Membership of NATO and the emerging EU defence capability would be sought. Article 5 of NATO ensures collective defence – the best insurance policy a fledgling independent state could hope for alongside membership of an emerging European defence body.
An independent Scotland would now shift its defence and military emphasis away from the army-focused model we proposed in 2012. Most, if not all, of the defence inventory would still come from Scotland’s inherited share of the UK current assets.
This would be subject to negotiation, as there are many items which independent Scotland would either not want or not be able to afford. There would be no utility for high-end weaponry, and aircraft carriers, submarines, tanks, army attack helicopters, heavy artillery and fast jet attack aircraft can be discounted. And, of course, no nuclear weapons.
In general terms, a Scottish Defence Force would now comprise a navy of some 20 hulls, including two frigates, Mine Counter Measure Vessels (MCMVs) and Offshore Patrol Vessels (OPVs) and some support and training vessels and approximately 2500 personnel.
An independent Scotland would require an army able to produce one deployable brigade (with details of units and equipment to be the subject of further study) of some 6000 personnel, and an air force with approximately 50 aircraft and Unmanned Aerial Vehicles (UAVs) with some 2000 personnel.
With an allowance for HQ and support staff, this gives a total of 11000 personnel, about a third less than the 2012 RUSI report. A ratio of 70:30 in terms of regular and reserve personnel might be appropriate, subject to further examination.
Cost and coalitions
Providing infantry troops is no longer Scotland’s strongest suit. An independent Scotland would need to provide specialist expertise to coalition operations and this would be particularly welcomed by Europe.
For example, Scotland could for specialise in medical services, logistics or military police, all of which can contribute to international conflict resolution and humanitarian operations with coalition partners.
Updating the calculations from our 2012 RUSI report, the cost for defending an independent Scotland has now fallen to between £1.1 billion and £1.3 billion per annum. The Sustainable Growth Commission’s target of defence spending accounting for 1.6% implies a defence budget of around £2.7 billion.

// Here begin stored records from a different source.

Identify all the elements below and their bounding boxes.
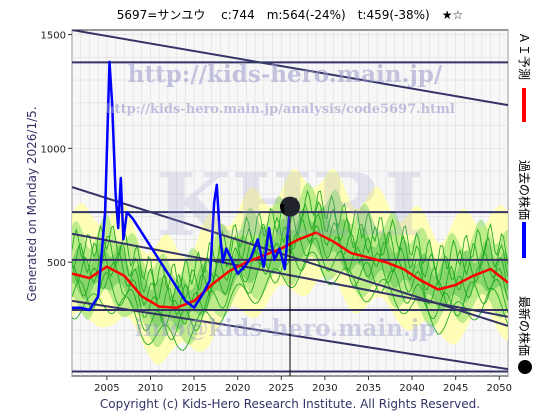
trend-line — [72, 30, 508, 107]
x-tick-label: 2045 — [443, 383, 468, 394]
y-tick-label: 500 — [47, 258, 66, 269]
series-line — [72, 60, 292, 312]
x-tick-label: 2040 — [399, 383, 424, 394]
current-marker — [280, 196, 300, 217]
x-tick-label: 2050 — [487, 383, 512, 394]
copyright: Copyright (c) Kids-Hero Research Institu… — [100, 397, 480, 411]
legend: ＡＩ予測 過去の株価 最新の株価 — [517, 32, 532, 374]
watermark-brand: KHRI — [156, 155, 424, 256]
legend-ai-swatch — [522, 88, 526, 122]
watermark-email: info@kids-hero.main.jp — [135, 315, 435, 342]
y-axis: 500 1000 1500 — [41, 31, 72, 269]
watermark-url: http://kids-hero.main.jp/ — [128, 61, 443, 88]
current-marker-group — [280, 196, 300, 376]
watermarks: KHRI http://kids-hero.main.jp/ http://ki… — [105, 61, 455, 342]
legend-past-swatch — [522, 222, 526, 258]
side-label: Generated on Monday 2026/1/5. — [25, 106, 39, 301]
x-tick-label: 2030 — [312, 383, 337, 394]
legend-latest-label: 最新の株価 — [517, 296, 532, 356]
y-tick-label: 1500 — [41, 31, 66, 42]
legend-latest-dot — [518, 360, 532, 374]
legend-past-label: 過去の株価 — [517, 160, 532, 220]
x-tick-label: 2020 — [225, 383, 250, 394]
x-tick-label: 2015 — [181, 383, 206, 394]
x-tick-label: 2010 — [138, 383, 163, 394]
watermark-analysis: http://kids-hero.main.jp/analysis/code56… — [105, 102, 455, 117]
legend-ai-label: ＡＩ予測 — [517, 32, 531, 80]
x-axis: 2005 2010 2015 2020 2025 2030 2035 2040 2045 2050 — [94, 376, 512, 394]
x-tick-label: 2025 — [269, 383, 294, 394]
x-tick-label: 2035 — [356, 383, 381, 394]
chart-title: 5697=サンユウ c:744 m:564(-24%) t:459(-38%) … — [117, 8, 464, 22]
x-tick-label: 2005 — [94, 383, 119, 394]
y-tick-label: 1000 — [41, 144, 66, 155]
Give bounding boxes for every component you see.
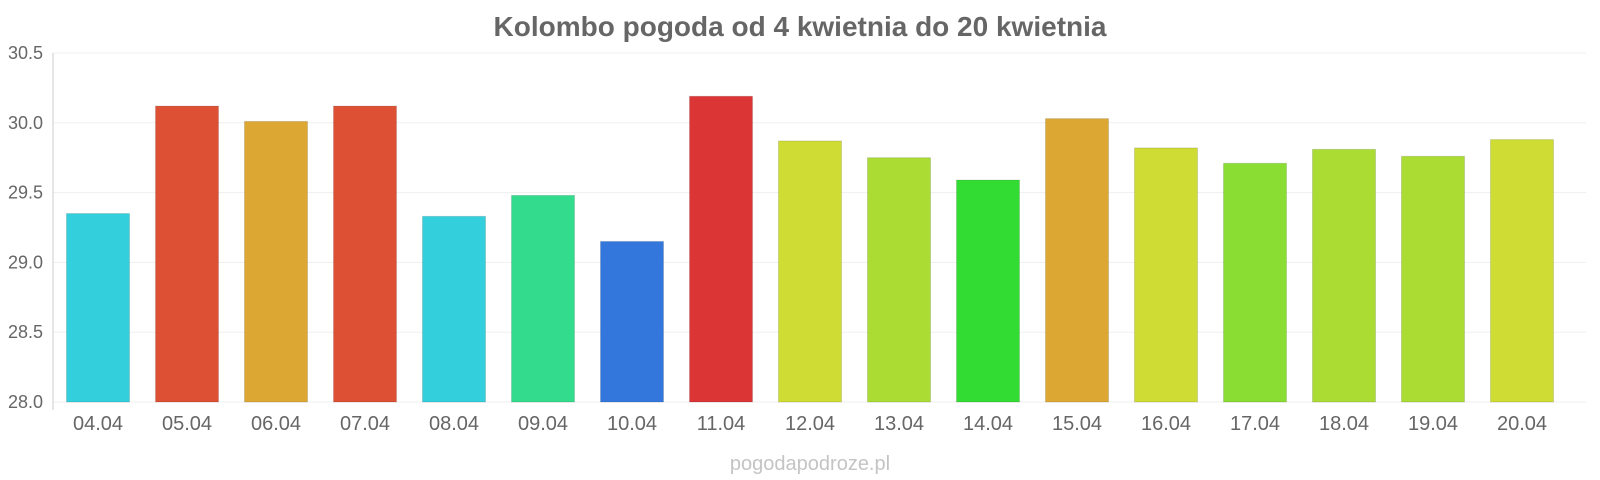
- bar: [511, 194, 575, 403]
- x-tick-label: 12.04: [785, 413, 835, 435]
- bar: [600, 240, 664, 403]
- y-tick-label: 30.5: [8, 43, 43, 63]
- x-tick-label: 07.04: [340, 413, 390, 435]
- x-tick-label: 15.04: [1052, 413, 1102, 435]
- x-tick-label: 08.04: [429, 413, 479, 435]
- chart-title: Kolombo pogoda od 4 kwietnia do 20 kwiet…: [494, 11, 1107, 42]
- bars: [66, 95, 1554, 403]
- x-tick-label: 04.04: [73, 413, 123, 435]
- bar: [867, 157, 931, 403]
- bar: [1223, 162, 1287, 403]
- y-axis-ticks: 28.0 28.5 29.0 29.5 30.0 30.5: [8, 43, 43, 412]
- x-tick-label: 05.04: [162, 413, 212, 435]
- bar: [1045, 118, 1109, 403]
- x-tick-label: 18.04: [1319, 413, 1369, 435]
- bar: [956, 179, 1020, 403]
- bar: [778, 140, 842, 403]
- bar: [333, 105, 397, 403]
- x-tick-label: 10.04: [607, 413, 657, 435]
- x-tick-label: 19.04: [1408, 413, 1458, 435]
- y-tick-label: 29.5: [8, 183, 43, 203]
- x-tick-label: 20.04: [1497, 413, 1547, 435]
- bar: [1401, 155, 1465, 403]
- x-tick-label: 14.04: [963, 413, 1013, 435]
- bar: [1490, 139, 1554, 403]
- bar: [1312, 148, 1376, 403]
- bar: [689, 95, 753, 403]
- y-tick-label: 28.0: [8, 392, 43, 412]
- site-credit: pogodapodroze.pl: [730, 453, 890, 475]
- y-tick-label: 28.5: [8, 322, 43, 342]
- bar: [155, 105, 219, 403]
- x-tick-label: 13.04: [874, 413, 924, 435]
- bar: [244, 120, 308, 403]
- x-tick-label: 11.04: [697, 413, 746, 435]
- y-tick-label: 29.0: [8, 252, 43, 272]
- bar: [1134, 147, 1198, 403]
- x-tick-label: 06.04: [251, 413, 301, 435]
- x-tick-label: 17.04: [1230, 413, 1280, 435]
- x-tick-label: 16.04: [1141, 413, 1191, 435]
- x-tick-label: 09.04: [518, 413, 568, 435]
- y-tick-label: 30.0: [8, 113, 43, 133]
- bar: [422, 215, 486, 403]
- bar: [66, 213, 130, 403]
- x-axis-ticks: 04.04 05.04 06.04 07.04 08.04 09.04 10.04 11.04…: [73, 413, 1547, 435]
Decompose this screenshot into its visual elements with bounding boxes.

This suggests that defending an independent Scotland could realise savings of up to £2.1 billion each year compared to defence spending allocation to Scotland in the Government Expenditure and Revenue Scotland (GERS report), and £1.6 billion each year compared to the assumptions set out in the growth commission’s report
This would fall short of the NATO spending target. However, Scotland’s strategic location and military assets could be also offered, including the development of a NATO or European base at Lossiemouth or leasing Faslane.
Geopolitical developments over the past six years require an update to the model for how an independent Scotland might defend itself. A full spectrum military capability is neither necessary nor easily affordable, and specialisation and exploitation of potential military alliances to cover capability gaps, particularly with European partners, are the way forward.
The updated model summarised here shows a possible Scottish Defence Force model which is smaller by a third and considerably less costly than our previous one. It is also approximately half the costings identified for defence in the Growth Commission Report.
Stuart Crawford is a former army officer and current defence analyst and commentator. He is co-author with Richard Marsh of A’ The Blue Bonnets: Defending an independent Scotland (Royal United Services Institute, 2012).